Другие водители тоже остановили машины способом Этцвейна и вылезли наружу. Из ста сорока человек, отправившихся в самоубийственную атаку, вернулись примерно семьдесят. Наркотик еще действовал — лица раскраснелись, глаза чернели расширенными зрачками и блестели, личность каждого казалась необычно сосредоточенной и своеобразной, каждый чувствовал себя сильным, способным на все. Мятежники хохотали, притоптывая и прихлопывая, обменивались обрывистыми фразами, одновременно пытаясь собраться с мыслями и обосновать свой неестественный оптимизм:

«Наконец-то! Свобода! Теперь наша жизнь не стоит ломаного гроша...»

«Значит, так: удерем за холмы, и как можно дальше! Пусть гонятся за нами, если посмеют!»

«Еда? Конечно, мы найдем еду! Ограбим кха!»

«Нам не простят победы! Асутры налетят стаей звездолетов и сожгут нас!»

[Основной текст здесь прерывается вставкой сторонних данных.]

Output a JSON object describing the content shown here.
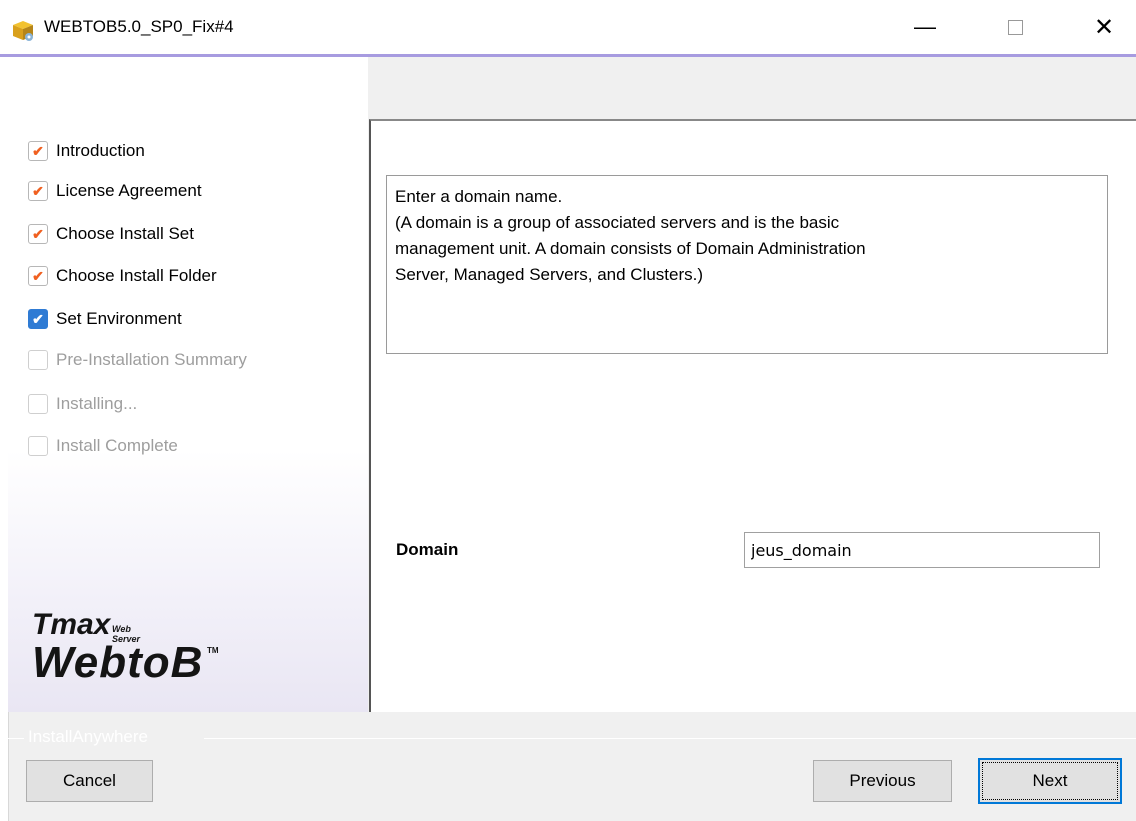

Этцвейн вмешался: «Подождите, послушайте! За холмом — черные звездолеты. В них люди, такие же, как мы, но с другой планеты. Почему бы не встретиться с ними по-дружески и не положиться на их добрую волю? Нам нечего терять».

Дюжий чернобородый мужик по имени Корба (больше Этцвейн ничего о нем не знал) потребовал разъяснений: «С чего ты взял, что в черных звездолетах — люди?»

«Я видел, как взорвался похожий звездолет, — ответил Этцвейн. — Из него выбросило человеческие тела. В любом случае, давайте разведаем обстановку — нам нечего терять».

«Правильно! — заявил Корба. — Дожить бы до завтра, а там будь что будет».

«Еще вопрос, — сказал Этцвейн. — Важно действовать сообща и предусмотрительно, а не как шайка диких ахульфов. Нужен руководитель, человек, способный координировать действия. Как насчет Корбы? Корба, возьмешься командовать?»

Корба погладил черную бороду: «Только не я. Ты первый помянул руководство, вот и руководи. Тебя как зовут-то?»

«Гастель Этцвейн. Тогда я буду распоряжаться до поры до времени — если никто не против».

Никто ничего не сказал.

«Ну и прекрасно, — вздохнул Этцвейн. — Прежде всего давайте отремонтируем машины, чтобы они тормозили и останавливались».

«А зачем они нам, машины?» — вмешался старик с горящими глазами. Его звали Сул, он слыл заядлым спорщиком: «Пешком можно пройти там, где на машине не проедешь!»